Additionally, 17 percent said the head of their household lost a job and 35 percent of households experienced a large drop in income.
However, more than half (56 percent) made major strides to shift their financial mindset.
“Emerging from the depths of the crisis, many investors found resolve and started taking control of their personal economy,” said Kathleen Murphy, president of Personal Investing at Fidelity Investments.
Many increased contribution rates to a 401(k) or IRA, adjusted asset allocations or increased the frequency of financial discussions with family, she said.
“The silver lining of this crisis is that it spurred investors to reassess and take action to improve their finances,” Murphy said. “We have seen this firsthand with seminar attendance at our local branches nearly doubling since 2007.”
Here are other highlights from the “Five Years Later” survey of more than 1,100 investors:
- Increasing Savings Rates: Forty-two percent say they increased their contribution rates to their workplace savings plan, individual retirement accounts (IRA) or health savings account, and more than half (55 percent) now agree that they feel better prepared for retirement than before the crisis. Conversely, only 19 percent of investors who are still scared or confused increased their savings rate. As a result, fewer (34 percent) feel better prepared for retirement than before the crisis.
- Reducing Personal Debt: Forty-nine percent say they have decreased their personal debt, and nearly three-quarters (72 percent) say they have less personal debt now than they did before the crisis hit.
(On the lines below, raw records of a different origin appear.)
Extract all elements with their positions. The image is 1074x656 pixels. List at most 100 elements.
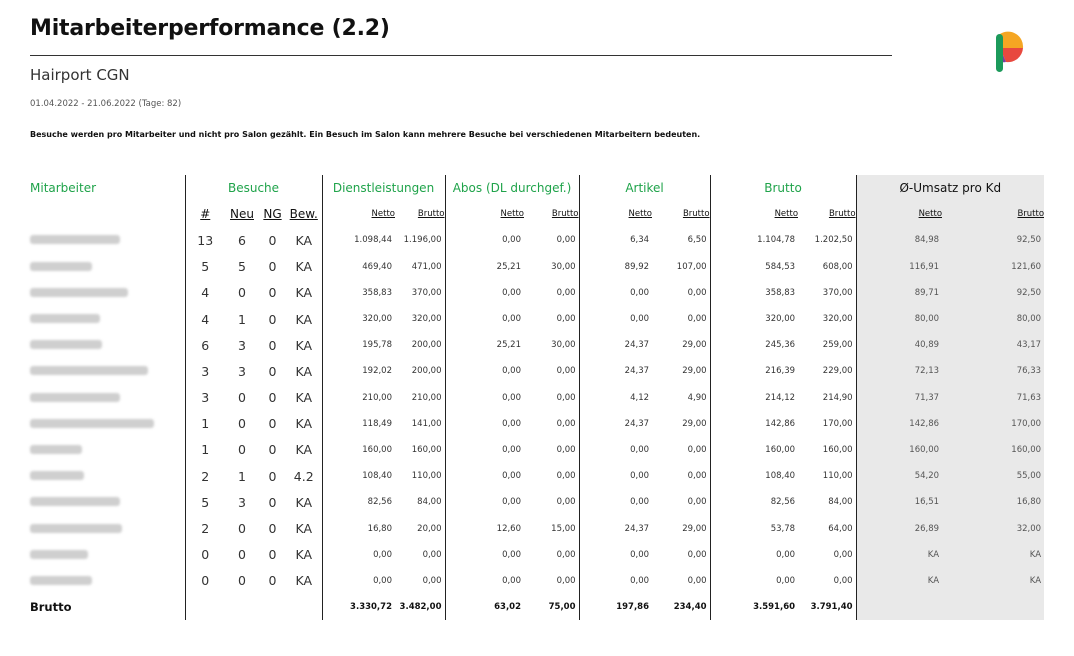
employee-name-redacted [26,306,185,332]
table-cell: 30,00 [551,340,576,351]
table-cell: 0,00 [709,567,799,594]
employee-name-redacted [26,437,185,463]
table-cell: 0,00 [444,541,524,568]
table-cell: 6 [238,232,246,248]
table-cell: 0,00 [556,314,576,325]
table-row: 4 0 0 KA 358,83 370,00 0,00 0,00 0,00 0,00 358,83 3… [26,279,1045,306]
table-cell: 0,00 [556,471,576,482]
table-cell: 142,86 [709,410,799,437]
table-cell: 214,90 [822,392,853,403]
table-cell: 0 [238,442,246,458]
table-cell: KA [942,541,1045,568]
table-row: 5 3 0 KA 82,56 84,00 0,00 0,00 0,00 0,00 82,56 84,0… [26,489,1045,516]
col-besuche: Besuche [184,175,322,202]
total-avg-empty [942,594,1045,621]
table-cell: 0,00 [556,287,576,298]
table-cell: 214,12 [709,384,799,411]
table-cell: 469,40 [321,253,395,280]
total-cell: 63,02 [444,594,524,621]
redacted-name-blur [30,366,148,376]
table-cell: 0 [268,521,277,537]
table-cell: 3 [238,337,246,353]
redacted-name-blur [30,235,120,245]
col-neu: Neu [230,207,254,222]
table-cell: 1.196,00 [403,235,442,246]
table-row: 4 1 0 KA 320,00 320,00 0,00 0,00 0,00 0,00 320,00 3… [26,305,1045,333]
table-cell: 0,00 [687,314,707,325]
performance-table: Mitarbeiter Besuche Dienstleistungen Abo… [26,175,1045,621]
col-avg-umsatz: Ø-Umsatz pro Kd [855,175,1045,202]
table-cell: 0,00 [578,279,653,306]
table-cell: 92,50 [942,279,1045,306]
table-cell: 210,00 [411,392,442,403]
table-cell: 16,80 [942,489,1045,516]
table-row: 1 0 0 KA 118,49 141,00 0,00 0,00 24,37 29,00 142,8… [26,410,1045,437]
table-cell: 320,00 [321,305,395,333]
employee-name-redacted [26,515,185,541]
col-mitarbeiter: Mitarbeiter [30,181,97,196]
table-cell: 259,00 [822,340,853,351]
table-row: 3 0 0 KA 210,00 210,00 0,00 0,00 4,12 4,90 214,12 2… [26,384,1045,411]
table-cell: 3 [184,384,225,411]
col-bew: Bew. [289,207,318,222]
redacted-name-blur [30,575,92,585]
col-abos: Abos (DL durchgef.) [444,175,580,202]
col-abo-netto: Netto [444,201,524,228]
employee-name-redacted [26,542,185,568]
table-cell: 0,00 [578,489,653,516]
table-cell: 0,00 [556,392,576,403]
table-cell: 1 [238,468,246,484]
table-cell: 0,00 [556,497,576,508]
table-cell: KA [295,442,313,458]
table-cell: 195,78 [321,332,395,359]
table-cell: 1 [184,410,225,437]
table-cell: 5 [184,253,225,280]
table-cell: KA [855,567,943,594]
table-cell: KA [295,259,313,275]
table-cell: 0 [268,311,277,327]
table-cell: 0,00 [833,575,853,586]
col-art-netto: Netto [578,201,653,228]
employee-name-redacted [26,568,185,594]
visits-note: Besuche werden pro Mitarbeiter und nicht… [30,130,701,139]
table-row: 2 0 0 KA 16,80 20,00 12,60 15,00 24,37 29,00 53,78… [26,515,1045,542]
table-cell: 0,00 [556,444,576,455]
table-cell: 64,00 [828,523,853,534]
table-cell: 0 [238,390,246,406]
table-cell: 370,00 [822,287,853,298]
table-cell: 76,33 [942,358,1045,385]
table-cell: 29,00 [682,366,707,377]
table-cell: 2 [184,515,225,542]
table-cell: 1 [184,436,225,464]
table-cell: 0 [268,337,277,353]
col-name-spacer [26,201,185,227]
table-cell: 0 [268,285,277,301]
table-cell: 200,00 [411,340,442,351]
table-row: 5 5 0 KA 469,40 471,00 25,21 30,00 89,92 107,00 58… [26,253,1045,280]
total-row: Brutto 3.330,72 3.482,00 63,02 75,00 197… [26,594,1045,621]
table-cell: 245,36 [709,332,799,359]
table-cell: 0,00 [687,287,707,298]
table-cell: 0 [268,390,277,406]
table-cell: 0,00 [687,471,707,482]
table-cell: 210,00 [321,384,395,411]
table-cell: 0,00 [687,497,707,508]
employee-name-redacted [26,411,185,437]
table-cell: 358,83 [321,279,395,306]
table-cell: KA [295,337,313,353]
table-cell: 0 [238,547,246,563]
table-cell: 13 [184,227,225,254]
redacted-name-blur [30,549,88,559]
table-cell: 358,83 [709,279,799,306]
table-cell: 53,78 [709,515,799,542]
table-cell: 80,00 [855,305,943,333]
table-cell: 4,90 [687,392,707,403]
table-cell: 29,00 [682,523,707,534]
table-cell: 82,56 [709,489,799,516]
employee-name-redacted [26,463,185,489]
table-cell: 0,00 [687,549,707,560]
col-dienstleistungen: Dienstleistungen [321,175,445,202]
table-cell: 89,92 [578,253,653,280]
col-avg-netto: Netto [855,201,943,228]
table-cell: 3 [238,363,246,379]
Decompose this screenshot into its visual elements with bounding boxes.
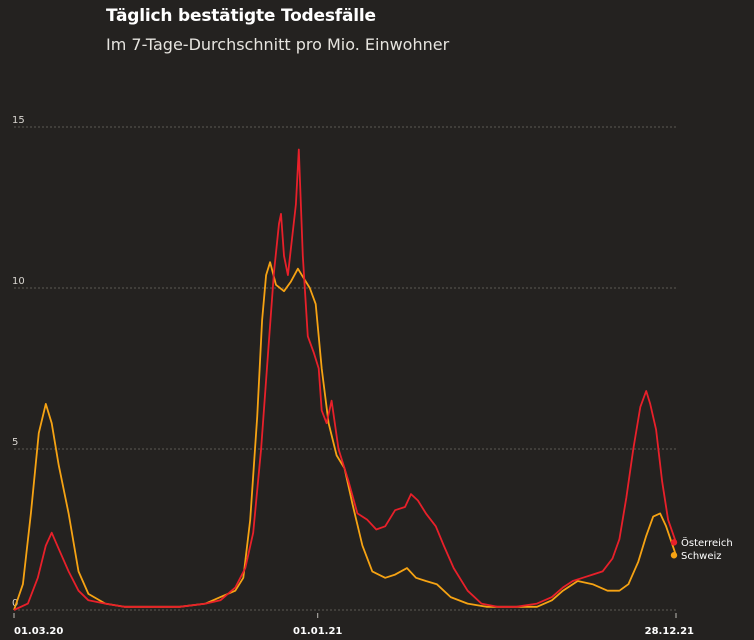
series-lines — [13, 148, 677, 611]
x-tick-label: 28.12.21 — [645, 626, 694, 637]
y-tick-label: 5 — [12, 437, 18, 448]
legend: Österreich Schweiz — [670, 536, 733, 562]
y-tick-label: 10 — [12, 276, 25, 287]
series-line-schweiz — [13, 261, 677, 611]
legend-label: Österreich — [681, 536, 733, 549]
series-line-oesterreich — [13, 148, 677, 611]
chart-subtitle: Im 7-Tage-Durchschnitt pro Mio. Einwohne… — [106, 35, 450, 54]
chart-title: Täglich bestätigte Todesfälle — [106, 6, 376, 26]
y-axis-ticks: 15 10 5 0 — [12, 115, 25, 609]
series-end-marker — [670, 539, 678, 546]
y-tick-label: 0 — [12, 598, 18, 609]
x-tick-label: 01.01.21 — [293, 626, 342, 637]
legend-label: Schweiz — [681, 551, 722, 562]
y-tick-label: 15 — [12, 115, 25, 126]
x-tick-label: 01.03.20 — [14, 626, 63, 637]
gridlines — [14, 126, 676, 611]
series-end-marker — [670, 552, 678, 559]
x-axis-ticks: 01.03.20 01.01.21 28.12.21 — [13, 613, 694, 637]
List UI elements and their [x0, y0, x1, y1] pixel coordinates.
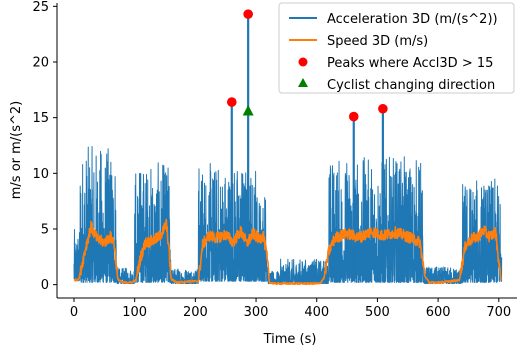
y-tick-label: 5	[41, 222, 49, 237]
y-axis-title: m/s or m/(s^2)	[9, 101, 24, 200]
peak-marker-2	[348, 111, 359, 122]
legend-frame	[278, 2, 515, 94]
x-axis-title: Time (s)	[263, 332, 317, 347]
speed-layer	[73, 218, 502, 286]
axes	[56, 3, 517, 299]
y-tick-label: 20	[32, 56, 49, 71]
x-tick-label: 0	[70, 305, 78, 320]
y-tick-label: 0	[41, 278, 49, 293]
x-tick-label: 300	[244, 305, 269, 320]
legend-peaks-label: Peaks where Accl3D > 15	[327, 56, 493, 71]
y-tick-label: 15	[32, 111, 49, 126]
x-tick-label: 100	[122, 305, 147, 320]
x-tick-label: 200	[183, 305, 208, 320]
legend: Acceleration 3D (m/(s^2)) Speed 3D (m/s)…	[278, 2, 515, 94]
peak-marker-3	[378, 103, 388, 114]
legend-speed-label: Speed 3D (m/s)	[327, 34, 428, 49]
speed-series-line	[73, 218, 502, 286]
x-tick-label: 700	[486, 305, 511, 320]
legend-direction-label: Cyclist changing direction	[327, 78, 495, 93]
legend-peaks-swatch	[298, 57, 308, 67]
y-tick-label: 10	[32, 167, 49, 182]
peak-marker-0	[226, 97, 237, 107]
x-tick-label: 600	[426, 305, 451, 320]
y-tick-label: 25	[32, 0, 49, 15]
x-tick-label: 400	[304, 305, 329, 320]
marker-layer	[226, 9, 388, 122]
y-ticks: 0 5 10 15 20 25	[32, 0, 57, 293]
peak-marker-1	[243, 9, 253, 19]
direction-marker-0	[242, 104, 254, 116]
x-ticks: 0 100 200 300 400 500 600 700	[70, 298, 511, 320]
x-tick-label: 500	[365, 305, 390, 320]
legend-acceleration-label: Acceleration 3D (m/(s^2))	[327, 12, 498, 27]
legend-direction-swatch	[298, 78, 308, 87]
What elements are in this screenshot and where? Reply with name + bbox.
Conversely, only 31 percent of investors who are still scared and confused say they reduced personal debt.
- Building an Emergency Fund: Forty-two percent say they increased their emergency fund, and 80 percent of these same respondents now say they have a better understanding of their finances than before the financial downturn. Conversely, only 24 percent of investors who are still scared or confused say they increased their emergency fund.
- Searching for Guaranteed Income: Sixty-four percent are more interested than before the crisis in guaranteed income products, such as annuities, to provide a steady cash flow in retirement.